La pregunta, entonces, no es únicamente cómo reducir nuestro consumo.
También es cómo transformar los sistemas que dependen de la naturaleza para generar bienestar, desarrollo y oportunidades.
Y el turismo es uno de ellos.
¿Qué es Earth Overshoot Day?
Earth Overshoot Day es una campaña impulsada por Global Footprint Network que busca visibilizar la diferencia entre dos capacidades:
- La biocapacidad de la Tierra, es decir, la capacidad de los ecosistemas para regenerar recursos y absorber ciertos residuos.
- La huella ecológica de la humanidad, que mide la demanda que nuestras actividades ejercen sobre esos recursos y servicios naturales.
La fecha se calcula comparando la biocapacidad del planeta con la huella ecológica global y proyectando el resultado a lo largo del año.
Cuando la demanda humana supera la capacidad de regeneración, entramos en sobregiro ecológico.

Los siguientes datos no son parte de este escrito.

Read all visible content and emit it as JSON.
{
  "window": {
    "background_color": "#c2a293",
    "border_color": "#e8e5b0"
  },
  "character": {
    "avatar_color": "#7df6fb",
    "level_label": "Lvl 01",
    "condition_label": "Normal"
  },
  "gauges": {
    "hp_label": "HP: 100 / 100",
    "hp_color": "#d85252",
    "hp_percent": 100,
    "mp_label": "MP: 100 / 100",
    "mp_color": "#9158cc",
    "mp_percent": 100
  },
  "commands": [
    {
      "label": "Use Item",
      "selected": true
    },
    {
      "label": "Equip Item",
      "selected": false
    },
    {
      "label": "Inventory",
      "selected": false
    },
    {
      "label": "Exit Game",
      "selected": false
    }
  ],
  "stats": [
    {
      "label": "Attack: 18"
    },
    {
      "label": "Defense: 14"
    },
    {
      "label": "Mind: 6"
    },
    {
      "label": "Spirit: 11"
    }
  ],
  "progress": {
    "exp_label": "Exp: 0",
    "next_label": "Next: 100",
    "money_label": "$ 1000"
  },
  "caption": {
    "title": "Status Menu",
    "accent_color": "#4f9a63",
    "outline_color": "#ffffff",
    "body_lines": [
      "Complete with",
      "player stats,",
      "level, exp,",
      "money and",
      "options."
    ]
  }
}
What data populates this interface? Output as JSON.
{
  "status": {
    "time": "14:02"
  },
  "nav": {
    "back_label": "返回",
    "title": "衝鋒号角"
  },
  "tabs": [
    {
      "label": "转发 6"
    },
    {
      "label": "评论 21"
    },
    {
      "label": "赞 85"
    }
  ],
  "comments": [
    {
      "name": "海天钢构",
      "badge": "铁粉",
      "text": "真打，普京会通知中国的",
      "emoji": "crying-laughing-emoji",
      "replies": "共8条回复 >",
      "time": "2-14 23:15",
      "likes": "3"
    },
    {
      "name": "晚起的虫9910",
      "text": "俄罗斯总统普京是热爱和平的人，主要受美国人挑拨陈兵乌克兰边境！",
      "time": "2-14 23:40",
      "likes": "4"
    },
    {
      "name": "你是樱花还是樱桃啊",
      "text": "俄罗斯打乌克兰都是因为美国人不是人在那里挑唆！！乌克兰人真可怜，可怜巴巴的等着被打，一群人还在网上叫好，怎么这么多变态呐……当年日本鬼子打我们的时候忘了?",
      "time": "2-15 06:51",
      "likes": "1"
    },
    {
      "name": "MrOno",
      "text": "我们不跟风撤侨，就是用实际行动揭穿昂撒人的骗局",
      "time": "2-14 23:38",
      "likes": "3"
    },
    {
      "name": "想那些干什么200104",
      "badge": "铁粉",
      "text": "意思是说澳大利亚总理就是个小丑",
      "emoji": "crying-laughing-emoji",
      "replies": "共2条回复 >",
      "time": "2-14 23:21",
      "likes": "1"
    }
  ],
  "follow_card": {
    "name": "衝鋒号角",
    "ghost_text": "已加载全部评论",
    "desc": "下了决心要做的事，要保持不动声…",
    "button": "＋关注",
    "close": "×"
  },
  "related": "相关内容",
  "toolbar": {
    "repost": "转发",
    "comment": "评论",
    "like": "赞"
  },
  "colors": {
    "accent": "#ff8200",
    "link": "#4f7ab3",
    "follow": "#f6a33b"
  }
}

No significa que el planeta se quede literalmente sin recursos el 30 de julio. Es una manera de representar que estamos utilizando el capital natural más rápido de lo que puede recuperarse.
Las consecuencias de este desequilibrio ya son visibles:
- pérdida de biodiversidad;
- degradación de ecosistemas;
- deforestación;
- presión sobre el agua;
- acumulación de carbono en la atmósfera;
- mayor vulnerabilidad ante fenómenos climáticos extremos.

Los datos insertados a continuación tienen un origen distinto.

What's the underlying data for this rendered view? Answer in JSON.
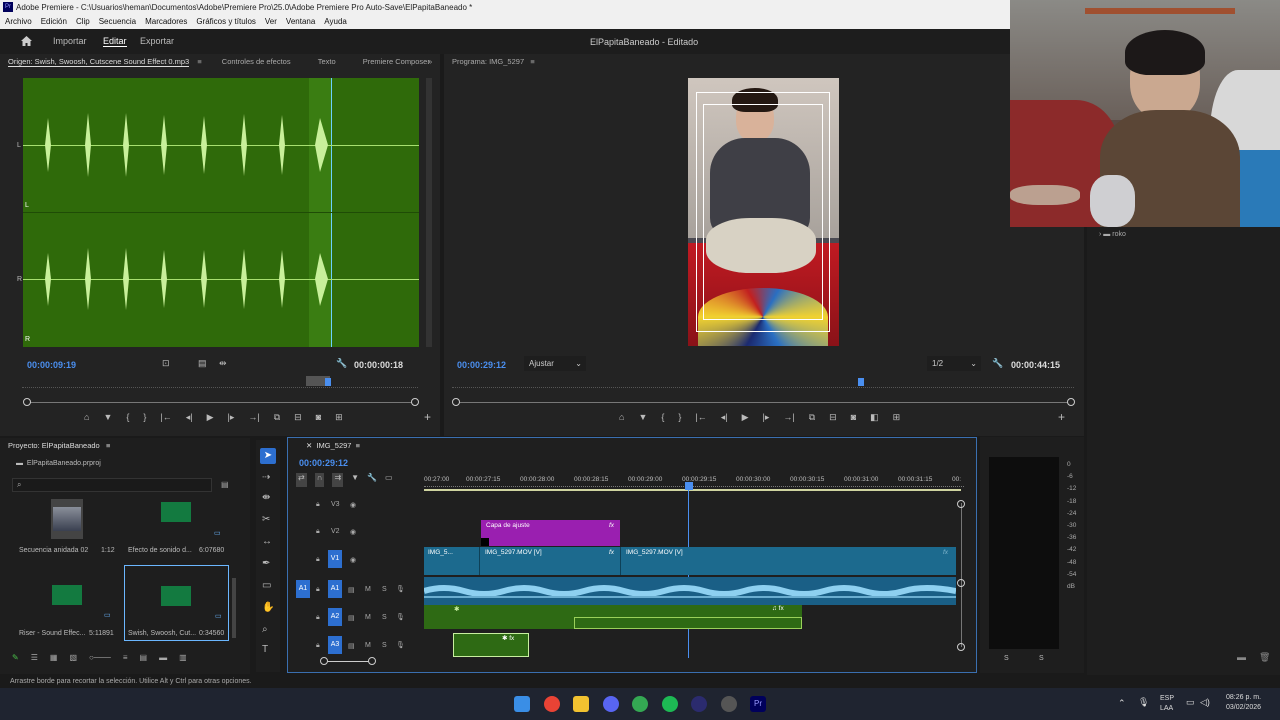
{
  "titlebar": {
    "text": "Adobe Premiere - C:\\Usuarios\\heman\\Documentos\\Adobe\\Premiere Pro\\25.0\\Adobe Premiere Pro Auto-Save\\ElPapitaBaneado *"
  },
  "menu": [
    "Archivo",
    "Edición",
    "Clip",
    "Secuencia",
    "Marcadores",
    "Gráficos y títulos",
    "Ver",
    "Ventana",
    "Ayuda"
  ],
  "workspace": {
    "import": "Importar",
    "edit": "Editar",
    "export": "Exportar",
    "project_title": "ElPapitaBaneado - Editado"
  },
  "source": {
    "tabs": [
      "Origen: Swish, Swoosh, Cutscene Sound Effect 0.mp3",
      "Controles de efectos",
      "Texto",
      "Premiere Composer"
    ],
    "channel_labels": [
      "L",
      "L",
      "R",
      "R"
    ],
    "timecode_left": "00:00:09:19",
    "timecode_right": "00:00:00:18"
  },
  "program": {
    "tab": "Programa: IMG_5297",
    "timecode_left": "00:00:29:12",
    "fit": "Ajustar",
    "resolution": "1/2",
    "timecode_right": "00:00:44:15"
  },
  "project": {
    "title": "Proyecto: ElPapitaBaneado",
    "file": "ElPapitaBaneado.prproj",
    "items": [
      {
        "name": "Secuencia anidada 02",
        "dur": "1:12"
      },
      {
        "name": "Efecto de sonido d...",
        "dur": "6:07680"
      },
      {
        "name": "Riser - Sound Effec...",
        "dur": "5:11891"
      },
      {
        "name": "Swish, Swoosh, Cut...",
        "dur": "0:34560"
      }
    ]
  },
  "timeline": {
    "tab": "IMG_5297",
    "timecode": "00:00:29:12",
    "ruler": [
      "00:27:00",
      "00:00:27:15",
      "00:00:28:00",
      "00:00:28:15",
      "00:00:29:00",
      "00:00:29:15",
      "00:00:30:00",
      "00:00:30:15",
      "00:00:31:00",
      "00:00:31:15",
      "00:"
    ],
    "tracks_video": [
      "V3",
      "V2",
      "V1"
    ],
    "tracks_audio": [
      "A1",
      "A2",
      "A3"
    ],
    "clips": {
      "adjust": "Capa de ajuste",
      "v1a": "IMG_5...",
      "v1b": "IMG_5297.MOV [V]",
      "v1c": "IMG_5297.MOV [V]"
    },
    "source_patch_a1": "A1",
    "source_patch_v1": "V1"
  },
  "meter": {
    "db": [
      "0",
      "-6",
      "-12",
      "-18",
      "-24",
      "-30",
      "-36",
      "-42",
      "-48",
      "-54",
      "dB"
    ],
    "s1": "S",
    "s2": "S"
  },
  "webcam_panel": {
    "folder": "roko"
  },
  "status": "Arrastre borde para recortar la selección. Utilice Alt y Ctrl para otras opciones.",
  "taskbar": {
    "lang": "ESP",
    "layout": "LAA",
    "time": "08:26 p. m.",
    "date": "03/02/2026"
  }
}
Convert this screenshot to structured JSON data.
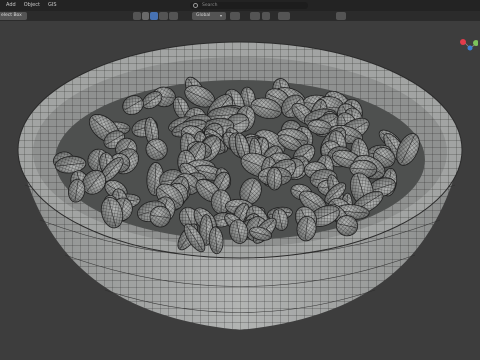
{
  "menu": [
    "Add",
    "Object",
    "GIS"
  ],
  "toolbar": {
    "transform_orientation": "Global",
    "search_placeholder": "Search",
    "select_mode_label": "elect Box"
  },
  "gizmo": {
    "x_color": "#e23b4b",
    "y_color": "#7dc35c",
    "z_color": "#3d7fd6"
  },
  "colors": {
    "background": "#3d3d3d",
    "header": "#232323",
    "accent": "#4772b3",
    "mesh": "#a7a9a8",
    "wire": "#2a2a2a"
  }
}
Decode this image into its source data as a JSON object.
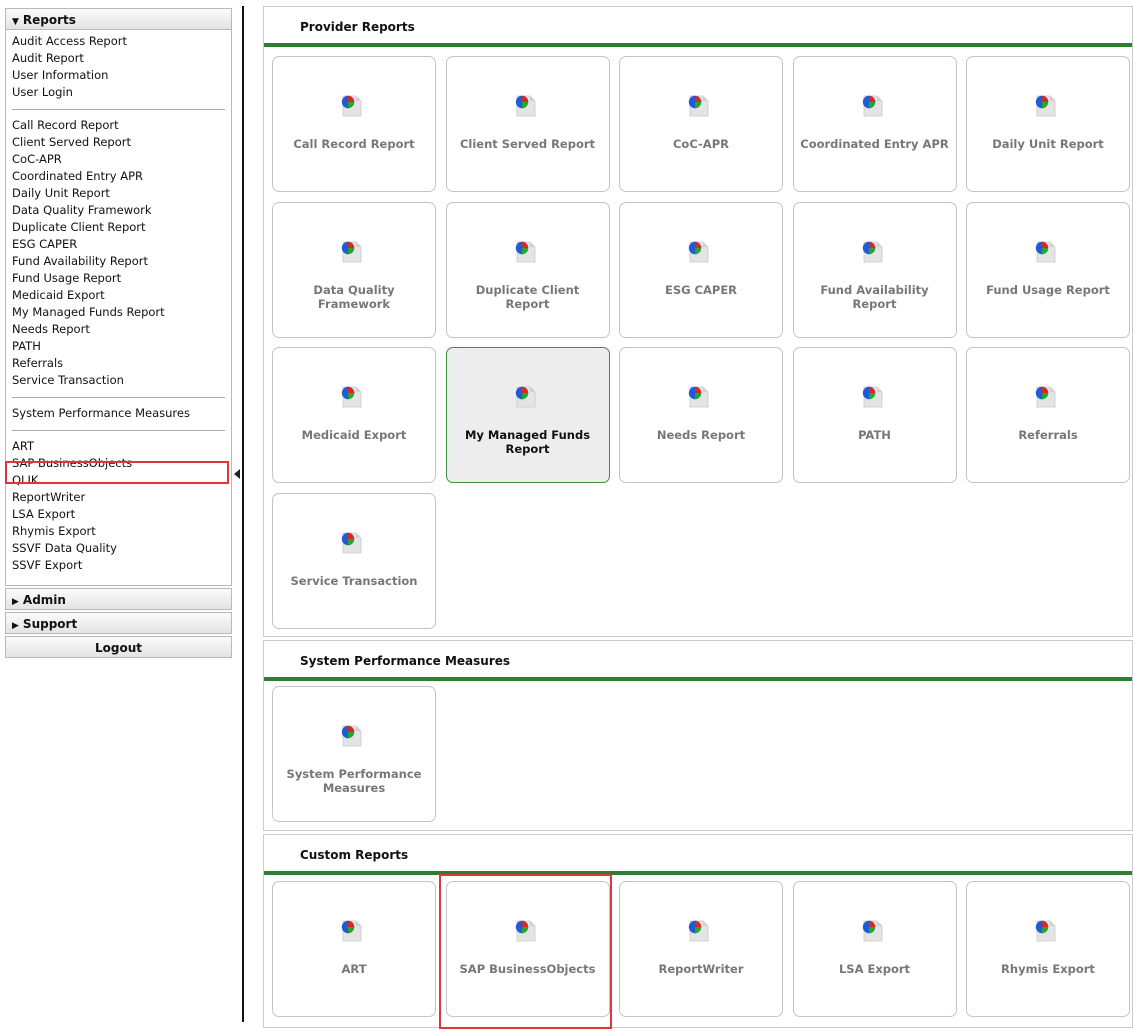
{
  "sidebar": {
    "reports_title": "Reports",
    "admin_title": "Admin",
    "support_title": "Support",
    "logout_label": "Logout",
    "group1": [
      "Audit Access Report",
      "Audit Report",
      "User Information",
      "User Login"
    ],
    "group2": [
      "Call Record Report",
      "Client Served Report",
      "CoC-APR",
      "Coordinated Entry APR",
      "Daily Unit Report",
      "Data Quality Framework",
      "Duplicate Client Report",
      "ESG CAPER",
      "Fund Availability Report",
      "Fund Usage Report",
      "Medicaid Export",
      "My Managed Funds Report",
      "Needs Report",
      "PATH",
      "Referrals",
      "Service Transaction"
    ],
    "group3": [
      "System Performance Measures"
    ],
    "group4": [
      "ART",
      "SAP BusinessObjects",
      "QLIK",
      "ReportWriter",
      "LSA Export",
      "Rhymis Export",
      "SSVF Data Quality",
      "SSVF Export"
    ]
  },
  "panels": {
    "provider": {
      "title": "Provider Reports",
      "tiles": [
        "Call Record Report",
        "Client Served Report",
        "CoC-APR",
        "Coordinated Entry APR",
        "Daily Unit Report",
        "Data Quality Framework",
        "Duplicate Client Report",
        "ESG CAPER",
        "Fund Availability Report",
        "Fund Usage Report",
        "Medicaid Export",
        "My Managed Funds Report",
        "Needs Report",
        "PATH",
        "Referrals",
        "Service Transaction"
      ]
    },
    "spm": {
      "title": "System Performance Measures",
      "tiles": [
        "System Performance Measures"
      ]
    },
    "custom": {
      "title": "Custom Reports",
      "tiles": [
        "ART",
        "SAP BusinessObjects",
        "ReportWriter",
        "LSA Export",
        "Rhymis Export"
      ]
    }
  },
  "colors": {
    "accent_green": "#2e7d32",
    "highlight_red": "#e0363b"
  },
  "icons": {
    "report_tile_icon": "report-pie-document-icon"
  }
}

Earth Overshoot Day no es una fecha aislada. Es una señal sobre la relación que hemos construido con el planeta.
El reto no es solamente consumir menos
Reducir el consumo, evitar desperdicios y mejorar la eficiencia son acciones importantes.
Pero hay una pregunta más profunda:
¿Qué ocurre cuando los sistemas económicos dependen de extraer más de los territorios de lo que estos pueden regenerar?

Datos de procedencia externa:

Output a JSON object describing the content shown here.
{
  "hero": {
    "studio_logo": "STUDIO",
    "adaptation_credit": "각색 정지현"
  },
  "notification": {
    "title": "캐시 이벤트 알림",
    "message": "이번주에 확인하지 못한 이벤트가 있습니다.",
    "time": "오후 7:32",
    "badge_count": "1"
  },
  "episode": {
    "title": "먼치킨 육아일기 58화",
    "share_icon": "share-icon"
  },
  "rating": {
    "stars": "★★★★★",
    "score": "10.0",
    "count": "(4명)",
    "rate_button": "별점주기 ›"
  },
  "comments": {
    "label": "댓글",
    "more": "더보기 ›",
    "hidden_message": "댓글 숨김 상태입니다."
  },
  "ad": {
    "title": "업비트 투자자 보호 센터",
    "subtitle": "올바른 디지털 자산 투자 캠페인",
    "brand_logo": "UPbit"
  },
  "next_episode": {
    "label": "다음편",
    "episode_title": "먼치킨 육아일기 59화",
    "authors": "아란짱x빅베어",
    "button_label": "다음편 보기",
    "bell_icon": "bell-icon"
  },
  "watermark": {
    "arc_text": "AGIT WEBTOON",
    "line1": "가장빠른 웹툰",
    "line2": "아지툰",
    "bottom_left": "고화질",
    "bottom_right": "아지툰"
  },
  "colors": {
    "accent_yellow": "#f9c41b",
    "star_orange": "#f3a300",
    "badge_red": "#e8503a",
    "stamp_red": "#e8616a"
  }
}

Durante décadas, el crecimiento se ha medido principalmente a partir de cuánto producimos, vendemos, construimos o consumimos.
Sin embargo, estos indicadores no siempre muestran lo que ocurre detrás.
Un destino puede recibir más visitantes y generar mayores ingresos mientras sus ecosistemas se deterioran.
Una comunidad puede participar en la economía turística sin recibir beneficios proporcionales.
Un área natural puede atraer miles de personas mientras aumenta la presión sobre el agua, la biodiversidad y los servicios que hacen posible la experiencia.
El crecimiento puede ser visible.
La degradación, no siempre.
Por eso, el desafío no consiste únicamente en hacer que las actividades actuales sean un poco menos dañinas.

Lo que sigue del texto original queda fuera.